The U.S. Government did not accept this decision and appealed to the U.S. Supreme Court. Miller didn’t live to hear the Supreme Court’s decision. He was found shot to death before decision was rendered. Nevertheless, decision was rendered. To come to the decision, first the U.S. Supreme Court had to determine interpretation of the Second Amendment. It was determined that the Amendment allowed for states to maintain a militia for defense and securing of the laws, to protect the state, it’s people, and interests, stating “[w]ith obvious purpose to assure the continuation and render possible the effectiveness of such forces the declaration and guarantee of the Second Amendment were made.”
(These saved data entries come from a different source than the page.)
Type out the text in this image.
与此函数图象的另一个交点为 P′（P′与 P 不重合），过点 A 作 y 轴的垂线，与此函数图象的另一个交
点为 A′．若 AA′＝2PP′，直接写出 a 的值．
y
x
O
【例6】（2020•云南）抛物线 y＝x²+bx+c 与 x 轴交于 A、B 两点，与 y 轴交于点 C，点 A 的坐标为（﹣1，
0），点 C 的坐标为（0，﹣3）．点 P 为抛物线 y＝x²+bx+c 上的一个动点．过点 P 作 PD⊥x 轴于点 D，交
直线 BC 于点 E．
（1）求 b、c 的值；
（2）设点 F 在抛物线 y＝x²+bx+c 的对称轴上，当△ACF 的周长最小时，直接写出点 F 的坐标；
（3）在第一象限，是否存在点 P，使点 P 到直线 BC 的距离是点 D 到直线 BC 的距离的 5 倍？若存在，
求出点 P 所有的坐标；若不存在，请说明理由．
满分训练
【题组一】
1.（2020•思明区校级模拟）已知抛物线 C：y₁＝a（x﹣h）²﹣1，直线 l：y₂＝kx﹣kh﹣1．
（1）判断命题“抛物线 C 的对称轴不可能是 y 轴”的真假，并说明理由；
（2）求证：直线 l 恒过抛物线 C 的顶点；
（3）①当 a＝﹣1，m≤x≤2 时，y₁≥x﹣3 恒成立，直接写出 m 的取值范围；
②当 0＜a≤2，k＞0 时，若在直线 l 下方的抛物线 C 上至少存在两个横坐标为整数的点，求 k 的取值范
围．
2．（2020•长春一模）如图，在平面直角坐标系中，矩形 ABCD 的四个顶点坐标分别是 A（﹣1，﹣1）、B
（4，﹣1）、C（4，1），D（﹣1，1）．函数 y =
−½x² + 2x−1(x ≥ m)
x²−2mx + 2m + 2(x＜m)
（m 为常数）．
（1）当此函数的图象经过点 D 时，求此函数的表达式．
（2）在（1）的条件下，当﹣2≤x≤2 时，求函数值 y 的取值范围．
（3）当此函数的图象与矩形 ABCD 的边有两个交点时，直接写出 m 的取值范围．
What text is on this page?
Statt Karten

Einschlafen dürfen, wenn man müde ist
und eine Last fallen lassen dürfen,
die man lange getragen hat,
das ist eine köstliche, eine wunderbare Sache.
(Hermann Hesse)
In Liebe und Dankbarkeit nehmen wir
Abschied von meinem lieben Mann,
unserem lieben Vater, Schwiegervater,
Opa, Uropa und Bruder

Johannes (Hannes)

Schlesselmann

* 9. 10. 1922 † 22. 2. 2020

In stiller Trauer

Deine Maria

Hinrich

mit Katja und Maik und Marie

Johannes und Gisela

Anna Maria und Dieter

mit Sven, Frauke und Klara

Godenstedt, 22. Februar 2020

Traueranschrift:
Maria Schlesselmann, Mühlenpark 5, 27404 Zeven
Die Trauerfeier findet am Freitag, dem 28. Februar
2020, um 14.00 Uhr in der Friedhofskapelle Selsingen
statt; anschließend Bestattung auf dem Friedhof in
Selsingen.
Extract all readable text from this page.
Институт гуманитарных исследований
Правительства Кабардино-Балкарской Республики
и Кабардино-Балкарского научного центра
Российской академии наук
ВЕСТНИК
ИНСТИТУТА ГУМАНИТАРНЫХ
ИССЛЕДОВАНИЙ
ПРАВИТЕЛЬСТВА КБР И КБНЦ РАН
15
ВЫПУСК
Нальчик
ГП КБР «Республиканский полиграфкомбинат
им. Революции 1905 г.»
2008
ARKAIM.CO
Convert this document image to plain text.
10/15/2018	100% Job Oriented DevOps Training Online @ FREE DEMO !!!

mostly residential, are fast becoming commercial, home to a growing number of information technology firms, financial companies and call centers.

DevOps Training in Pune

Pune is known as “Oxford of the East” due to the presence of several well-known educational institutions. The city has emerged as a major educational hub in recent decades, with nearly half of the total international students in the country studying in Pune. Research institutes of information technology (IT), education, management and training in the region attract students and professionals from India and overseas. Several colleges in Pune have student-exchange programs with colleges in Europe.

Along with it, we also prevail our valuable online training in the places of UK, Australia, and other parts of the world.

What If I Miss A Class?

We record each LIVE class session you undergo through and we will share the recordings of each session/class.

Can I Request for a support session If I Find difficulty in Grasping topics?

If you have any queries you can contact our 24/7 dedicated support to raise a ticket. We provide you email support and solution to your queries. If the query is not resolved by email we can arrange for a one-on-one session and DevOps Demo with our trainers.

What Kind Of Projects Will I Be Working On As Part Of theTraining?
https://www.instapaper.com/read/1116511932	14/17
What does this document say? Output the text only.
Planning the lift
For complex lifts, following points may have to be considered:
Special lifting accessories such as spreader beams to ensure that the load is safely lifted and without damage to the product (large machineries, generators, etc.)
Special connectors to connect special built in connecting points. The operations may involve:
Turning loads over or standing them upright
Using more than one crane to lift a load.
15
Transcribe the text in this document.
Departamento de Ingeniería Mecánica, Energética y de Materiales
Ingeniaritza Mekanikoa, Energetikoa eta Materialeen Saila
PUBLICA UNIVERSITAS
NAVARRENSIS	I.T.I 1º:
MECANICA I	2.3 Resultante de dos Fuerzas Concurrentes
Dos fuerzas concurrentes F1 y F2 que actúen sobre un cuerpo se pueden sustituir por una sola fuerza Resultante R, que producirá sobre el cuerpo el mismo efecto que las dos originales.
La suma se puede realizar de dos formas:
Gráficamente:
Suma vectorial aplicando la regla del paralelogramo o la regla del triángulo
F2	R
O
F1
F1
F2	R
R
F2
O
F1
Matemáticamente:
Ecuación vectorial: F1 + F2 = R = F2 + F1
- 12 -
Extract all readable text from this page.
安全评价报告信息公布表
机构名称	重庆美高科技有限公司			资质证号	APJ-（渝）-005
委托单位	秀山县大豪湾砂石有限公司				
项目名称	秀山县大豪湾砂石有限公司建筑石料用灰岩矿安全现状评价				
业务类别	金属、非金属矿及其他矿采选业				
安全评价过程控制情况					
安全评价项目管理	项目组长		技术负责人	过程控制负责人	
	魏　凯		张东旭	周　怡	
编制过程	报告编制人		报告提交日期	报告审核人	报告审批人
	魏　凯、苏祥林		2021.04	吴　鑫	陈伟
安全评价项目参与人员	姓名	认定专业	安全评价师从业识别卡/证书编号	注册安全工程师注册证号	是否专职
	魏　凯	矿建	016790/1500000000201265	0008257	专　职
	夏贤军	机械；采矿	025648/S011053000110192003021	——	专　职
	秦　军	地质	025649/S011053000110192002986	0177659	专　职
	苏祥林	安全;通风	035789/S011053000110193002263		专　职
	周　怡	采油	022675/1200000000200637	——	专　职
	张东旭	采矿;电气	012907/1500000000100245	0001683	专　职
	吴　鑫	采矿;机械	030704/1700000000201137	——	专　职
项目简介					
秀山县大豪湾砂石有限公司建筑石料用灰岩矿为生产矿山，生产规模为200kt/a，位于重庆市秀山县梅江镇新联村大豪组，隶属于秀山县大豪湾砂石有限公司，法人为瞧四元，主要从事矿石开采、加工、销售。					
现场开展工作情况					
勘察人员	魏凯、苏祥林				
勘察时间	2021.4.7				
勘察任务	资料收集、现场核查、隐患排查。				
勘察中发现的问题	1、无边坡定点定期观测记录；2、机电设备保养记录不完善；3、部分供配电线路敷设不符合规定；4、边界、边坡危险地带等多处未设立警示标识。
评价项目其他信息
From there, an interpretation of militia had to be determined. Now many left-leaning individuals would like you to believe that this was determined with the Federal Militia Act of 1903. The Left and the like would have you believe that as of 1903 militia became, and only can be, the National Guard. This is wrong. The National Guard is just that… a “national” guard, not a state guard. If the National Guard were state militia, the federal government would have no jurisdiction over the Guard. Still, people such as Lt. Col. Robert Bateman would have you believe that the Second Amendment is only valid for those members of the National Guard, and that the rest of us are essentially second class citizens subject to only 9 amendments to the Constitution of the United States. You are not of the same caliber, and therefore not as trustworthy. He stated this on December 3, 2013 in the Esquire.com blogs along with a recommendation that you only be allowed blackpowder muskets and double-barrel breech-loading shotguns for hunting.
The U.S. Supreme Court, however, in 1939 interpreted militia as a force that was composed of “civilians primarily, soldiers on occasion.” It is to be a force that “comprise[s] all males physically capable of acting in concert for the common defense,” who, “when called for service … are expected to appear bearing arms supplied by themselves and of the kind in common [military] use at the time.”
Now we come to the point I want to make, and I know that some of you now see where I’m going with this. Despite Miller’s death, his case sets a precedent that many have overlooked. Consider the words uttered by the U.S. Supreme Court:
“…appear bearing arms supplied by themselves and of the kind in common [military] use at the time.”
This tells us that a civilian young man, as a patriot of his state, is responsible not only for owning and keeping in good repair his own weapon, but to update his weapon as necessary to stay current. He is expected to own a weapon of the kind in common military use of the time. As muskets gave way to Henry repeating rifles during the civil war, a young patriot in the service of the militia of his state is expected to acquire for himself, at his own expense, the new modern weapon.
If these are truly the interpretations of the U.S. Supreme Court, why then is it illegal today for your M4 to be an automatic weapon, with three round burst? Why are outdated politicians like Dianne Feinstein attempting to outlaw 30 round magazines all over the country? I am a person physically capable of acting in concert for the common defense of my state, and should I be called upon to protect my people from an oppressive federal government bound on suppressing the rights of the people, I could respond as a patriot. So why then should the federal government restrict me from upholding my duty to keep myself armed with current modern firearms? How can we recognize any illegal law that restricts us from fulfilling our sovereign responsibility to the defense of our people and our states?